When I was in high school and early college, I used to love to go down to lower Manhattan where just below Union Square on 4th Avenue and on Broadway there were a block or two of used book stores. That's where my book-collecting habits began (there and at several remainder stores around Times Square). Now I think the Strand Book Store is the only one left down there, and I think the ones that remain elsewhere in the City struggle to stay in existence because of high rents.Websites like, however, which offers online the catalogues of thousands of used book stores, have been a boon, I was told by one proprietor, to the used book trade because a lot of people who would never come into the stores learn about the goodies they have to offer. A friend to whom I sent a used book last year told me she loves the smell of old or used books. De gustibus...

Agree about Love it. I like to click Advanced Search, then first edition, signed, dust jacket, then sort for most expensive. Interesting to see how much or how little favorite authors are selling for.You can find old faves, Bobbsey Twins, Fr. Finn, prayerbooks, hymnals, obscure Catholic authors, etc., etc.And agree about the great old music stores. Jenkins in downtown Kansas City. Little booths for playing records, music galore, instruments, etc. They were gone long before Amazon reared its piggish snout.

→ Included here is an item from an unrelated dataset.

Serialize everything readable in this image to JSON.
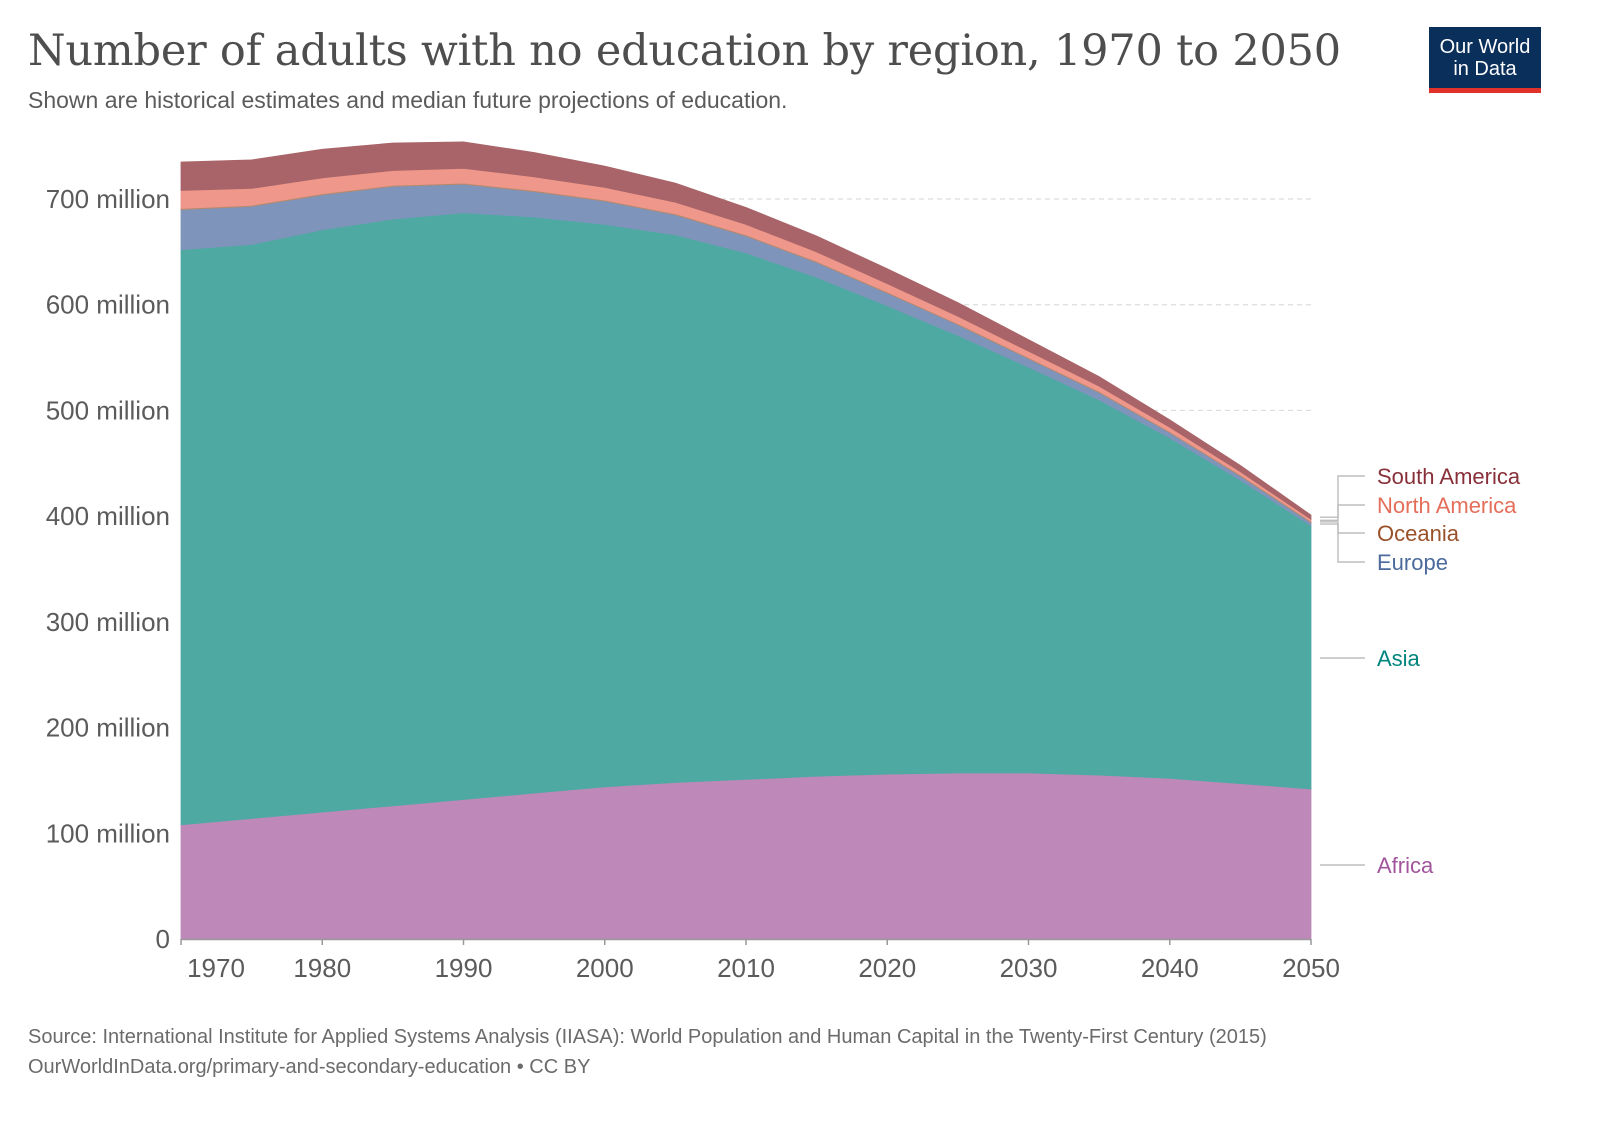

Not sure whether this is the area to criticize Amazon so much as its copying thousands of companies who are hiring people overseas to do jobs which US employees become unemployed as a result. No question there are product and profit advantages in the outsourcing. But it comes at a cost of human values which give way to material desires and greed. While a return of investment makes sense one has to question whether a small minority have to profit while the rest of the country is really in a depression. The common good is hardly a priority in board rooms and interest in that may even imperil the jobs of some executives. About forty years ago IBM was the number 1 company in America. If not in money cerrtainly in care of its employees. Ethicists and moralists cited IBM as an example. Not to mention management books and leaders applauded IBM as the ideal manager. The shareholder as the end all is undoubtedly the cause of this depression. Ironically, the minority rich got richer while the investments of the middle class did not do as well. This is why Obama's speech resoundly with so many. He finally got it and right now he is unbeatable. He could be better, of course.

Jim, you don't need a woman in your life to enjoy a good rom-com.

Nobody has mentioned It sells new, used, rare -- and it searches abebooks, Amazon, and thousands of other booksellers. You can go directly to the little guy, so Amazon doesn't get its cut. I don't think it includes B&N, though. What it doesn't have is the one-click convenience of Amazon.

I enjoy shopping at Amazon, but I won't use the Price Check feature by going into my local store and using them as a showroom for Amazon. It just doesn't seem nice to me. I guess I would consider it in the same vein as asking the price for something I don't intend to buy, which gets the shopkeeper's hopes up unnecessarily.

I was going to read this, but decided to go talk to a real person instead.

You have our blessing, Jim McK. I'm sure you'd have Wieseltier's too.

Incidentally, there's a current Business Week story about Amazon's next nefarious plan -- to go after the big book publishers themselves, not just the bookstores. Frankly, I'm kind of enjoying seeing that bunch as outraged as the story claims they are.

Very interesting article. Not surprising. Good news for authors.